Особо актуальной темой для преподавательских размышлений была проблема содержания обучения, в том числе соотношение исторического материала в гимназическом и университетском курсах истории. Многие преподаватели были убеждены, что гимназия должна знакомить своих питомцев с фактами, тогда как университет должен стимулировать и развивать мышление, не давать готовые знания, а учить их получать, осмысливать, создавать новое знание, т.е. собственно формировать не столько систему знаний, сколько мышление и навыки самостоятельной исследовательской работы, всегда помня о том, что «наука есть не только знание, но и сознание, т.е. умение пользоваться знанием как следует»22. В.О. Ключевский с едким сарказмом и огорчением замечал, что студент чаще всего - «вечное жвачное животное», а единственный метод учения, присущий студентам, - «бумажное жвачество - бесконечное пережевывание литографированной бумаги»23. Итолько курсы корифеев науки и преподавания достигали таких же результатов, какие были свойственны курсу Соловьева. Этот курс оказывал на студентов «сильное методологическое влияние, будил и складывал историческое мышление: мы сознавали, что не только узнаем новое , но и понимаем узнаваемое, и вместе учились, как надо понимать, что узнаем»24.
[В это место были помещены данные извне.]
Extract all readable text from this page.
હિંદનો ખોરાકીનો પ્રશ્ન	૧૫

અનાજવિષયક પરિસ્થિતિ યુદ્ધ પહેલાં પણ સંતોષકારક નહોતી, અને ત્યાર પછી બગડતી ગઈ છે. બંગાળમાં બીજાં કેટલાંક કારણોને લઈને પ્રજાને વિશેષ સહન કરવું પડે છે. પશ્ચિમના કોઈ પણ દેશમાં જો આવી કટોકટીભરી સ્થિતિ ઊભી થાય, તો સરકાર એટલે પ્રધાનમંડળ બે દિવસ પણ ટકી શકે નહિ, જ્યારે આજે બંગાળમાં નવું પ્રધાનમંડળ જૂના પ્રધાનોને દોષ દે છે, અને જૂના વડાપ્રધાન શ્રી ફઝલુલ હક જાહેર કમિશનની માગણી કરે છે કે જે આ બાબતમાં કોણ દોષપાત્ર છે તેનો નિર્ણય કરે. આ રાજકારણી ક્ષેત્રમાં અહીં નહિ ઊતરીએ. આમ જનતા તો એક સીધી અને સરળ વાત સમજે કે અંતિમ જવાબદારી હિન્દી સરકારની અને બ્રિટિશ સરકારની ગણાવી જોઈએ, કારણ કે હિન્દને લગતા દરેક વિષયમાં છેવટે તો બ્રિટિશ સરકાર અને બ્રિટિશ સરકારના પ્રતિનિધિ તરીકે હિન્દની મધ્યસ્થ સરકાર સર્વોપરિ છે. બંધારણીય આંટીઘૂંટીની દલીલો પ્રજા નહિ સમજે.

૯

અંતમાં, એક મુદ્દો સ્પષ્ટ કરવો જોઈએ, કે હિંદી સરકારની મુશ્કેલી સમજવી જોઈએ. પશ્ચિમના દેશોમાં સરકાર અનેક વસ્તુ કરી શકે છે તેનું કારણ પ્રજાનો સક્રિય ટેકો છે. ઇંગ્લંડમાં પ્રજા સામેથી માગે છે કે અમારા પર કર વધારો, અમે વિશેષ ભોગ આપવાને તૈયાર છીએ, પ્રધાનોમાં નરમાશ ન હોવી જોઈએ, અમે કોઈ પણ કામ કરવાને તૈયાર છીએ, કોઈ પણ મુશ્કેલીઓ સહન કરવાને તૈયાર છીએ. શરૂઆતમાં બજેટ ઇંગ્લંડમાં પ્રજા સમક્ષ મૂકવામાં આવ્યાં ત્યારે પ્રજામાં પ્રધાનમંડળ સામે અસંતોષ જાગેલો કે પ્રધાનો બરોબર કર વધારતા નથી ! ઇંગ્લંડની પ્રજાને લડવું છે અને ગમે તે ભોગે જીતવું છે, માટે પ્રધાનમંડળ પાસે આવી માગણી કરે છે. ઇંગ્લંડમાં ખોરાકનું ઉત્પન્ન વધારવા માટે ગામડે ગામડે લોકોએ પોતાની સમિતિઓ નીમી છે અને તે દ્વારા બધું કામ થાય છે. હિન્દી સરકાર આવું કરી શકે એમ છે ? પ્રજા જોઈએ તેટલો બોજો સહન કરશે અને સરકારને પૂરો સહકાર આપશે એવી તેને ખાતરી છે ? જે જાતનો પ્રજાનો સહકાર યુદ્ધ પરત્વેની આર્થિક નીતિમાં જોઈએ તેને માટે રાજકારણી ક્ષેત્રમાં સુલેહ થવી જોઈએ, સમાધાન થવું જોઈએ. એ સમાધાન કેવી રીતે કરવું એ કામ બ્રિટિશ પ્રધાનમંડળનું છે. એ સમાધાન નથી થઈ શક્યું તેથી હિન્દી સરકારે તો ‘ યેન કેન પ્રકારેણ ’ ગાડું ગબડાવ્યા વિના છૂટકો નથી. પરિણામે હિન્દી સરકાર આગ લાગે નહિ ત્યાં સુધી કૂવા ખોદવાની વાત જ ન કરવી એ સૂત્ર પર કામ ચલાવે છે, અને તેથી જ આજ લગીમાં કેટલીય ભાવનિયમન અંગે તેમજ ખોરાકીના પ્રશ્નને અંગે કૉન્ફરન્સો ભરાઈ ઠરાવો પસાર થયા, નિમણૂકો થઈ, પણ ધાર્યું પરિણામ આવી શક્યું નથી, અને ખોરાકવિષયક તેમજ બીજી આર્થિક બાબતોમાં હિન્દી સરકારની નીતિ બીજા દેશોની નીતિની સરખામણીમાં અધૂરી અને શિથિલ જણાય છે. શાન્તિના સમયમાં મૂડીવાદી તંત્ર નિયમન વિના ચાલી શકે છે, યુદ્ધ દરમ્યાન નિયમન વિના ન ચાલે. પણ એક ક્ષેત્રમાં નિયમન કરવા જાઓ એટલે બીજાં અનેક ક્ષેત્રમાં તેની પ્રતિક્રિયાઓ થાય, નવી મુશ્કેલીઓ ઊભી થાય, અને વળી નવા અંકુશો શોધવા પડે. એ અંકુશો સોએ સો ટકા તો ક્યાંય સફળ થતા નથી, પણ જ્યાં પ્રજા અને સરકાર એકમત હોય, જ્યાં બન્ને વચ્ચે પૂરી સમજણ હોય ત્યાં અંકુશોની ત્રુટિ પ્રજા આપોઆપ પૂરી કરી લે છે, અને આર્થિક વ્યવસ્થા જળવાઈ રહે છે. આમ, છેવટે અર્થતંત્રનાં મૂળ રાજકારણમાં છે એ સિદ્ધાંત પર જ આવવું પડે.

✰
Такие представления о задачах университетского преподавания порождали две серьезные проблемы. Во-первых, выпускники гимназий, поступавшие в университет при достаточно хорошем владении фактическим материалом, практически не обладали навыками анализа информации. В.О. Ключевский, преподававший и в гимназии, и в университете, писал о гимназистах, поступивших в университет: «Они знают, может быть, больше, но понимают несомненно меньше. Они приходят к нам с умами возбужденными. но совершенно пассивными: умеют усвоять, впитывать в себя, но не умеют перерабатывать, переваривать...»25 С другой стороны, В.О. Ключевский констатирует, что гимназический и университетский курс истории практически не соотносятся, и бывшие гимназисты, попавшие на студенческую скамью, оказываются в ситуации, когда «профессор говорит им не то, что говорил учитель; не противоположное, но и не похожее, а что-то совсем не то»26, в результате чего многие студенты приходят к выводу, что все, чему их учили в гимназии («факты»), - для университета совершенно липшее и ненужное. Когда же, прослушав университетский курс, наполненный «идеями», теоретическими построениями, студенты попадают в гимназию, они не знают, что делать с тем, что они узнали в университете. Василий Осипович считал, что гимназия и университет могут достичь соглашения о том, что должно подготовить гимназическое образование для университета и что - университетское для гимназии. Но для этого необходимо изменить принцип разделения исторического материла мея?ду двумя уровнями учебных заведений: и гимназия, и университет должны давать комплекс фактического и теоретического материала, поскольку «любое реальное знание состоит из наблюдения и обобщения». Разделить же материал между гимназией и университетом, возможно исходя из сложности тех или иных фактических данных и теоретических построений для восприятия и осмысления: в гимназии следует изучать более простой материал, в университете - более сложный, «в первый войдут факты и идеи одного простейшего порядка, во второй -

труднейшего», и в итоге «университетский курс будет не повторением и не пополнением гимназического новыми фактами и идеями, а дальнейшей ступенью познания»27.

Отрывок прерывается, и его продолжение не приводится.